A 'caixeira' (ela vai tocar caixa durante o Carnaval), garante que em nenhum momento hesitou. Mas conta algumas estratégias que usou para se manter segura durante o caminho, como evitar caronas em carros e caminhões pequenos, estar atenta às placas dos veículos e respeitar seus próprios limites. "Eu encaro tudo como desafio, levo tudo muito numa boa. Mas nessa noites que eu passava no posto (de gasolina), eu tinha que dormir com um olho no peixe, outro no gato. Mas eu não deixava o medo me dominar", afirma. 

Quando chegou em frente à sede do Aurora Africana, chamado de barracão, a emoção foi tamanha que a batuqueira mal sabe explicar a sensação. " Quando eu cheguei aqui, eu tremia dos pés a cabeça, acho que demorei uns três dias pra entender que eu tava aqui.

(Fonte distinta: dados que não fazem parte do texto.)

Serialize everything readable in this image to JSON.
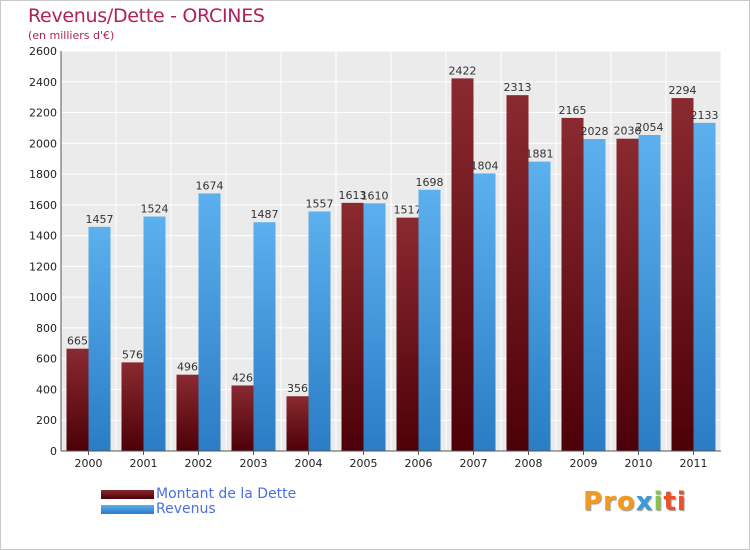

É uma sensação que eu não sei explicar, de realização e de sentir que a gente consegue. é muito louco essa sensação de potência mesmo, foi muita emoção. A energia do maracatu me preenche, é uma potência. É muito especial, não tem como definir". 

Já Victor Dantas, o Tito, de 33 anos, ex-trabalhador da construção civil que agora vai se dedicar à música e ao teatro, decidiu subir na Galáxia, sua bicicleta, no dia sete de janeiro, com destino a Jaboatão. Ele pedalou pouco mais de 1.500 km em direção ao seu sonho, disputando espaço com caminhões, levando 'fino' na estrada e, também, contando com a solidariedade dos que encontrava pelo caminho. "Eu bolei todo um esquema. Dentro de um mês arrumei a bicicleta, consegui um trabalho para matar umas dívidas que estavam faltando e ficar com uma reserva pra vir".

A viagem foi longa e cansativa, mas a vontade de conhecer mais de perto a nação Aurora e tocar no Carnaval do Recife o impulsionavam a cada pedalada. Ele começava o dia às 5h30 e só terminava por volta das 22h, quando o corpo pedia para parar. "Eu me emocionei muito durante a viagem, chorei muito me vendo aqui tocando", conta Tito. Durante o trajeto ele precisou enfrentar algumas dificuldades. A bicicleta quebrou umas três vezes e ele mesmo fez as vezes de mecânico. O cronograma também saiu um pouco do planejado e ele teve que acelerar os últimos dias pegando uma carona e completando o percurso de ônibus. 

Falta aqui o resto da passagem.